Con le frontiere chiuse il 30/40% dovrà tornare in Grecia. “Il flusso in questi ultimi giorni è diminuito molto – conferma da Atene Danilo Feliciangeli, operatore di Caritas italiana – la guardia costiera turca fa molti più controlli”. Nel centro della capitale greca ci sono due tendopoli governative con centinaia di profughi. Prima sostavano due/tre giorni. Ora si rischia che debbano rimanere di più. Nonostante l’impatto altissimo sui greci, già provati dalla crisi, la risposta è stata di grande solidarietà.

Tra i profughi, avverte Feliciangeli, “c’è ora una grossa paura di essere arrivati troppo tardi e di rimanere bloccati qui”.

“La notte degli attentati moltissimi sono fuggiti di corsa, perché hanno immaginato le ripercussioni. Temiamo che a breve chiuderanno le frontiere per tutti. Se accadrà, il 30/40% potrebbe essere rimandato in Grecia”. Secondo il piano europeo – che però non è ancora decollato o rischia di fallire – quelli che verranno schedati negli hot spot, dovranno tornare nel primo Paese di approdo, con il rischio che tutto ciò si trasformi in un boomerang per i Paesi della sponda nord del Mediterraneo.
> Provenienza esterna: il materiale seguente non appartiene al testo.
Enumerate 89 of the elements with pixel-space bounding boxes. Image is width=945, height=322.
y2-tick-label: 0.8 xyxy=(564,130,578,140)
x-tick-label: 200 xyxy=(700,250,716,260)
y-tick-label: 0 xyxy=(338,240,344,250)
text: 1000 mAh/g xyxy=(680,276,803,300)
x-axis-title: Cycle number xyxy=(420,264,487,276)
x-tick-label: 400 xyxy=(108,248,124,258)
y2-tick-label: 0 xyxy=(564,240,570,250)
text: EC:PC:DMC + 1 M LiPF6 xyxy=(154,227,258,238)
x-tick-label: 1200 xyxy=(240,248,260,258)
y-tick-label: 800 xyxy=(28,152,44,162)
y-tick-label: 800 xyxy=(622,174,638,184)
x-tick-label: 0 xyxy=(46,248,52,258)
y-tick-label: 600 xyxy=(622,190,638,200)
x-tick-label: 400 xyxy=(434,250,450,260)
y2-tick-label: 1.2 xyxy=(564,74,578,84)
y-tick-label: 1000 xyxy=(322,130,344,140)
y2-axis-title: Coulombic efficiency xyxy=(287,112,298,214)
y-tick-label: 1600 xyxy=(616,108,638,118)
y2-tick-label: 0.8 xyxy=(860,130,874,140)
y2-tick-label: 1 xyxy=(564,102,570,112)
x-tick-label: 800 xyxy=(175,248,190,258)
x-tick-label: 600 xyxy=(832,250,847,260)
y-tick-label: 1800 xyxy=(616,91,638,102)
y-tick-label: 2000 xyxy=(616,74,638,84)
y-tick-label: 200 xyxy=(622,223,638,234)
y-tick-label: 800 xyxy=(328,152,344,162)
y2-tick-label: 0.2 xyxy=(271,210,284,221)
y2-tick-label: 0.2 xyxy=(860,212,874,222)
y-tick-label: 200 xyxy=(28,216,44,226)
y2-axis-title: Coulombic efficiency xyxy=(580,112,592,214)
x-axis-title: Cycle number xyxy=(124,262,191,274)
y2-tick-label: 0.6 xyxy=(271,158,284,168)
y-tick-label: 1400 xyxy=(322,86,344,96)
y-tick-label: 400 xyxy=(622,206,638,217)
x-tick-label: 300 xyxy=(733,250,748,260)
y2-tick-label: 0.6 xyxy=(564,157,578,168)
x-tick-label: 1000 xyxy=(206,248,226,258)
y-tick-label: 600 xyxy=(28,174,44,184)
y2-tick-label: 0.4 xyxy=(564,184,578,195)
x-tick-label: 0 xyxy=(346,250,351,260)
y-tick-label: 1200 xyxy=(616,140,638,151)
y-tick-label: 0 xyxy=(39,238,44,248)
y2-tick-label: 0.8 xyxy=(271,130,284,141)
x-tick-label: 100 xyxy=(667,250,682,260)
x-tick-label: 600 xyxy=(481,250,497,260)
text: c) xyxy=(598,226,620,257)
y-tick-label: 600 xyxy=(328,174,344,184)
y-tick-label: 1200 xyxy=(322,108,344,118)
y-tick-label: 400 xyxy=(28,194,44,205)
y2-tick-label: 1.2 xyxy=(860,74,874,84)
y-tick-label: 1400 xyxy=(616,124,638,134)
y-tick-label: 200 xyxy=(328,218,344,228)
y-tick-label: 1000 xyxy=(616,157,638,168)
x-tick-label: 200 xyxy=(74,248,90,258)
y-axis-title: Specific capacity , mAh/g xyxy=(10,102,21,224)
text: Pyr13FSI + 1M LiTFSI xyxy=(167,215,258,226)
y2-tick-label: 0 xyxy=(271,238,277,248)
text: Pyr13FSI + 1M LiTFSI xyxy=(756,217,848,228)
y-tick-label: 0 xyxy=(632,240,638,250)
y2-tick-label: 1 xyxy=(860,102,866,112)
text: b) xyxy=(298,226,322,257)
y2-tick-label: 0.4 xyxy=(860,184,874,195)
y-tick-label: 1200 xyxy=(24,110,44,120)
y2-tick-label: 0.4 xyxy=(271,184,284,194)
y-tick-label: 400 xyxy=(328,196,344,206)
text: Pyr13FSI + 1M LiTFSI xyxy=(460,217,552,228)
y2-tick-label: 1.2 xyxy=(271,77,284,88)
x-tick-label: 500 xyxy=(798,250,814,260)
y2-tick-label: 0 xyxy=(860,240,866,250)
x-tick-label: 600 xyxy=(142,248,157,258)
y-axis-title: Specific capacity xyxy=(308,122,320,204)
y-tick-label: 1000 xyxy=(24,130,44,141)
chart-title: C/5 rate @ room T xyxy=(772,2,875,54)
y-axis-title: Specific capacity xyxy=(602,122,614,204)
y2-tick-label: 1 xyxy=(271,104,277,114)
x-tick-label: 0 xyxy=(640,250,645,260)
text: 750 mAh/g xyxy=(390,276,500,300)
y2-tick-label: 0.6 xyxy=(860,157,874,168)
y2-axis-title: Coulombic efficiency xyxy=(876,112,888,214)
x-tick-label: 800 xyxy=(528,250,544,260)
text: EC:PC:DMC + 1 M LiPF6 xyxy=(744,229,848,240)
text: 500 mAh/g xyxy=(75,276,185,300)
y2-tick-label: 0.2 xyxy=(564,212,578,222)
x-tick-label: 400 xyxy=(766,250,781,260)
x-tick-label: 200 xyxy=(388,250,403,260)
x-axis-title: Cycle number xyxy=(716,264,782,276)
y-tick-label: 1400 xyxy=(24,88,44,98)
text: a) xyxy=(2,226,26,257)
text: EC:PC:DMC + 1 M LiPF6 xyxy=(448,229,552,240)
Dalla Cei 790mila euro per l’emergenza profughi. La Caritas, per far fronte all’emergenza, ha ricevuto un finanziamento di 790mila euro dalla Cei, di cui 300mila per i profughi alle frontiere di Grecia, Macedonia e Serbia e il resto per strutture d’accoglienza in risposta all’appello del Papa. Caritas italiana supporta Caritas Hellas, che per l’inverno sta incrementando l’offerta di alloggi: 200 posti letto presso alberghi e altre strutture ad Atene e altri 200 nell’isola di Lesbos, soprattutto per famiglie con bambini, anziani o persone vulnerabili. Da maggio ad oggi ne hanno già accolti 200. “Se le frontiere rimarranno aperte staranno pochi giorni, altrimenti dovremo pensare ad un’accoglienza più lunga”, precisa Feliciangeli: “Stiamo aprendo un centro diurno per informazioni, docce calde, vestiario e organizzeremo corsi di lingua e di formazione professionale”.